De manière générale, en étant propulsés direct à des positions de pouvoir, emplis d'un discours qui consiste à dire qu'on est une élite cultivée qui se doit de mener la France vers la transition écologique (mais en respectant les objectifs de croissance, faut pas déconner non plus), il y a une très forte incitation pour les élèves comme moi à placer le bien-être économique de l'entreprise (et donc l'exploitation) comme première priorité, tout en lui donnant des jolis petits noms pour ne pas avoir l'impression de faire partie des exploiteurs parce que ce serait dur à assumer pour le petit cœur du manager quand même, beauseigne
Cours par cours, on a eu droit à:
-> Un cours de communication claqué animé par une dame très fière de ses Ted Talks alors qu'elle ne savait pas faire une phrase sans y caler un "du coup", c'était assez surréaliste mais pas bien dangereux.

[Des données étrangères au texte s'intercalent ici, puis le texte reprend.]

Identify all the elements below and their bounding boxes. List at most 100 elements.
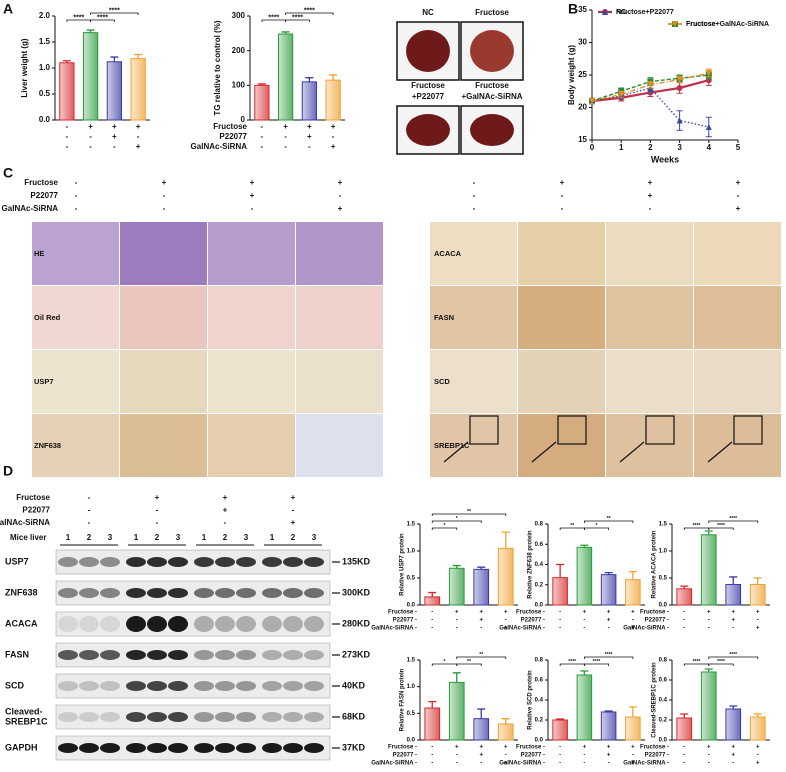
significance-bracket — [708, 527, 734, 530]
micrograph — [606, 350, 693, 413]
micrograph — [32, 414, 119, 477]
condition-sign: + — [155, 493, 160, 502]
blot-band — [58, 743, 78, 753]
row-label: SREBP1C — [434, 441, 470, 450]
y-tick-label: 0.4 — [535, 698, 544, 704]
point — [705, 70, 712, 77]
blot-band — [147, 557, 167, 567]
condition-sign: + — [331, 142, 336, 151]
condition-sign: + — [756, 761, 760, 767]
blot-band — [194, 650, 214, 660]
condition-sign: - — [708, 761, 710, 767]
condition-sign: + — [560, 178, 565, 187]
panel-label: D — [3, 463, 13, 479]
error-bar — [257, 83, 266, 86]
condition-sign: - — [583, 626, 585, 632]
condition-sign: - — [561, 191, 564, 200]
condition-sign: + — [479, 610, 483, 616]
significance-label: **** — [73, 14, 84, 21]
condition-sign: + — [291, 493, 296, 502]
y-tick-label: 0.8 — [659, 658, 668, 664]
panel-label: B — [568, 1, 578, 17]
y-tick-label: 0.6 — [535, 542, 544, 548]
protein-label: Cleaved- — [5, 706, 43, 716]
condition-sign: - — [683, 753, 685, 759]
x-tick-label: 3 — [677, 143, 682, 152]
micrograph — [32, 286, 119, 349]
bar — [497, 547, 514, 606]
condition-sign: + — [731, 745, 735, 751]
x-axis-label: Weeks — [651, 154, 679, 164]
condition-sign: + — [504, 745, 508, 751]
blot-band — [236, 557, 256, 567]
condition-sign: - — [559, 626, 561, 632]
y-axis-label: Cleaved-SREBP1C protein — [652, 662, 658, 738]
micrograph — [296, 286, 383, 349]
significance-bracket — [583, 656, 634, 659]
condition-sign: + — [607, 618, 611, 624]
condition-label: P22077 - — [393, 618, 417, 624]
condition-sign: + — [455, 610, 459, 616]
point — [705, 124, 712, 130]
significance-label: ** — [467, 659, 471, 665]
y-tick-label: 0.2 — [535, 582, 544, 588]
y-tick-label: 1.0 — [407, 684, 416, 690]
condition-sign: - — [683, 745, 685, 751]
condition-sign: - — [261, 132, 264, 141]
zoom-box — [733, 415, 763, 445]
condition-label: GalNAc-SiRNA - — [623, 626, 669, 632]
micrograph — [518, 222, 605, 285]
blot-strip — [55, 673, 331, 699]
y-tick-label: 0.0 — [535, 738, 544, 744]
micrograph — [606, 286, 693, 349]
bar — [700, 671, 717, 741]
micrograph — [606, 222, 693, 285]
condition-sign: - — [66, 132, 69, 141]
panel-label: A — [3, 1, 13, 17]
row-label: FASN — [434, 313, 454, 322]
significance-label: * — [456, 516, 458, 522]
error-bar — [680, 585, 689, 589]
condition-sign: + — [283, 122, 288, 131]
y-tick-label: 0.0 — [659, 603, 668, 609]
error-bar — [305, 77, 314, 82]
bar — [749, 716, 766, 741]
protein-label: USP7 — [5, 556, 29, 566]
condition-sign: - — [75, 178, 78, 187]
blot-band — [194, 588, 214, 598]
significance-bracket — [583, 527, 610, 530]
micrograph — [518, 286, 605, 349]
condition-sign: + — [631, 745, 635, 751]
blot-band — [58, 588, 78, 598]
y-tick-label: 1.0 — [407, 549, 416, 555]
condition-sign: - — [75, 204, 78, 213]
micrograph — [518, 414, 605, 477]
condition-label: Fructose — [16, 493, 50, 502]
error-bar — [556, 718, 565, 720]
row-label: USP7 — [34, 377, 54, 386]
condition-sign: - — [757, 618, 759, 624]
bar — [576, 674, 593, 741]
blot-band — [283, 681, 303, 691]
bar — [600, 711, 617, 741]
condition-sign: - — [89, 132, 92, 141]
blot-band — [283, 650, 303, 660]
blot-band — [168, 712, 188, 722]
blot-band — [262, 650, 282, 660]
y-tick-label: 0.0 — [407, 603, 416, 609]
blot-strip — [55, 704, 331, 730]
blot-band — [215, 588, 235, 598]
condition-sign: + — [223, 506, 228, 515]
significance-label: **** — [717, 523, 725, 529]
condition-label: P22077 — [219, 132, 247, 141]
row-label: Oil Red — [34, 313, 61, 322]
condition-label: P22077 — [30, 191, 58, 200]
y-tick-label: 0.8 — [535, 522, 544, 528]
y-tick-label: 300 — [232, 11, 246, 20]
condition-sign: + — [479, 745, 483, 751]
condition-sign: + — [162, 178, 167, 187]
blot-band — [215, 557, 235, 567]
panel-label: C — [3, 165, 13, 181]
micrograph — [120, 222, 207, 285]
significance-label: **** — [304, 7, 315, 14]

-> Un cours sur le management interculturel. Sujet qui pourrait être intéressant pour une conférence, sauf qu'il fallait l'étendre sur une douzaine de séances. Ça a naturellement donné un cours surgonflé, inutile et par-dessus tout vecteur de bons gros clichés assez éculés au nom de l'ouverture culturelle, on appréciera l'ironie.

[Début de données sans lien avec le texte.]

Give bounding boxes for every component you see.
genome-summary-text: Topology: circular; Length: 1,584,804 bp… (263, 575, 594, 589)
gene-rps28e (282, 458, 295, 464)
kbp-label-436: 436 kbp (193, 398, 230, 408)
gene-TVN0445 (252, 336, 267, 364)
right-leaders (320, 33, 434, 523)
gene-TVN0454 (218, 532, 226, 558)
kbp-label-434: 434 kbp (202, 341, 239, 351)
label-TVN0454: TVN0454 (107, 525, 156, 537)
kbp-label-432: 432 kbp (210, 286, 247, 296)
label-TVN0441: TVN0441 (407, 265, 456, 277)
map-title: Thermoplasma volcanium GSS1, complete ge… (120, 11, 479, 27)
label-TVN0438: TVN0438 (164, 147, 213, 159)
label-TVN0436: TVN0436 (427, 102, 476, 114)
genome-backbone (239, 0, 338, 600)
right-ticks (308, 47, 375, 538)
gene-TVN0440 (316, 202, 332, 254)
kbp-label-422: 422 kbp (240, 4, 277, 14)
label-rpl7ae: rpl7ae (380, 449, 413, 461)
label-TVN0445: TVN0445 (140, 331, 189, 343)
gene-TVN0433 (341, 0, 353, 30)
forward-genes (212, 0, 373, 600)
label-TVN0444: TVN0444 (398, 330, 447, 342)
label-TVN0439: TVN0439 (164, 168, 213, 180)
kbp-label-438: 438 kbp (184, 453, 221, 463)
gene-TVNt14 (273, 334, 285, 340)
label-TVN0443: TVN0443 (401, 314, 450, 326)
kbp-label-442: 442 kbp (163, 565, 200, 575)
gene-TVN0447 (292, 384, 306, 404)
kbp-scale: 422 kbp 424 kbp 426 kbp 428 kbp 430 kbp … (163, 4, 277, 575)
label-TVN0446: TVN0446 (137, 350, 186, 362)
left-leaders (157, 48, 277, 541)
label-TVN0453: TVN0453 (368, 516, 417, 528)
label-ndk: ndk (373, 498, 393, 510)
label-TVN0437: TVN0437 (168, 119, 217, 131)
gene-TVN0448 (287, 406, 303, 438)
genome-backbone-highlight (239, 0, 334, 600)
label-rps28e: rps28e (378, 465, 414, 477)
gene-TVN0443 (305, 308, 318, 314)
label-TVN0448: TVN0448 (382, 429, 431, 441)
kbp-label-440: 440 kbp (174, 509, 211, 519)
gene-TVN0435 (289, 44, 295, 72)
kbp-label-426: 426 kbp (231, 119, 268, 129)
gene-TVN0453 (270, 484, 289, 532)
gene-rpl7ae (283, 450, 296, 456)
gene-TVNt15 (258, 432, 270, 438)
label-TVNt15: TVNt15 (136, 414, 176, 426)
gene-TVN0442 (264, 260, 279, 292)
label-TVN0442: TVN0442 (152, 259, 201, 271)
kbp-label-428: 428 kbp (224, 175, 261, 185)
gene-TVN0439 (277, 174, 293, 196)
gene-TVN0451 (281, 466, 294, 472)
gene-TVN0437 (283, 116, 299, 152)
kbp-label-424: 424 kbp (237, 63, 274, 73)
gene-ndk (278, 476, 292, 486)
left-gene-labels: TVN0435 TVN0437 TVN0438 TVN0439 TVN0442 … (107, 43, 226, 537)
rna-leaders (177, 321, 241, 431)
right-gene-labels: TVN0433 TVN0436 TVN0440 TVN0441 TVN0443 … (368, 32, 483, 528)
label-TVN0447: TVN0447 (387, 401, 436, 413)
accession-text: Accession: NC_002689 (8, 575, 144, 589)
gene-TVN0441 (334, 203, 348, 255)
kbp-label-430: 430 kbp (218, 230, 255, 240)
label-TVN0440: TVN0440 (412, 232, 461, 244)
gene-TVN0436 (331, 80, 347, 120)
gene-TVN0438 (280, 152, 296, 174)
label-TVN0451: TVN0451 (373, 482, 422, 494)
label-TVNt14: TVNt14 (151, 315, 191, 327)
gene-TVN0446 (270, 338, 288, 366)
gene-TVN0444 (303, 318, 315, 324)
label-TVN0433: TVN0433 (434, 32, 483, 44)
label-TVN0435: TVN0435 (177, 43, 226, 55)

-> Une séance "jeu de rôle" sur l'organisation professionnelle assez contrastée. D'un côté, ça apprenait à dire fermement "non" lorsqu'on est dans une situation critique en termes de charge de travail (le fait que dire "non" ait un poids non nul dit déjà quelque chose du rapport social dans cette position, cf plus haut, mais c'est toujours important d'apprendre aux gens à se défendre), de l'autre, ça nous faisait aussi jouer le rôle d'un manager dont le but est
in fine de faire bosser les gens un maximum en les poussant à trouver leur travail psychologiquement plus supportable sans que rien de concret ne suive, plus comme de l'autopersuasion qu'autre chose. C'est assez drôle de se dire qu'une certaine partie des gens de ce milieu ont étudié pendant un an le
Discours de la servitude volontaire de la Boétie pour finir par apprendre à le mettre en application

-> Une séance de feedback sur des expériences professionnelles, où le discours général suivait un peu tout ce que j'ai dit plus haut: on va dire ouvertement que la course effrénée au profit, les mentalités ultra élitistes de certaines startup, le harcèlement au travail, c'est pas bien et on va même donner quelques clés de défense (ce qui est toujours bon à prendre). Par contre, pour améliorer le système, les seules propositions qui ont été lancées ont été "faire comme dans les pays nordiques" (Willy Sagnol aime ça) et aussi que les postes à hautes responsabilités aillent sur la chaîne de montage pour faire du role play ouvrier pendant quelques heures une de temps en temps, comme ça l'ouvrier se sent valorisé. Je vous jure que c'est pas une blague, on dirait un discours paternaliste de patron d'avant-guerre, mais non on était bien en 2022.
Bref, assez ragé sur l'incapacité (enfin, surtout le manque de volonté assez logique) du système à se transformer radicalement, on va quand même évoquer quelques points positifs. Pour l'instant je n'ai pas vu que du mauvais chez les managers, mes quelques expériences au sein d'une entreprise ont même été plutôt bonnes. Cela dit, ces approches n'avaient aucune théorisation qui allait beaucoup plus loin que "respecte la personne sous tes ordres comme un être humain avec une vie qui doit faire son quote de travail à peu près dans les temps pour ne pas mettre ses collègues en difficulté". Ça fait se poser certaines questions sur la nécessité de pousser les théories managériales à un niveau si pointu quand la base de la base du respect suffit à garantir une ambiance de travail saine et une production à peu près au taux attendu.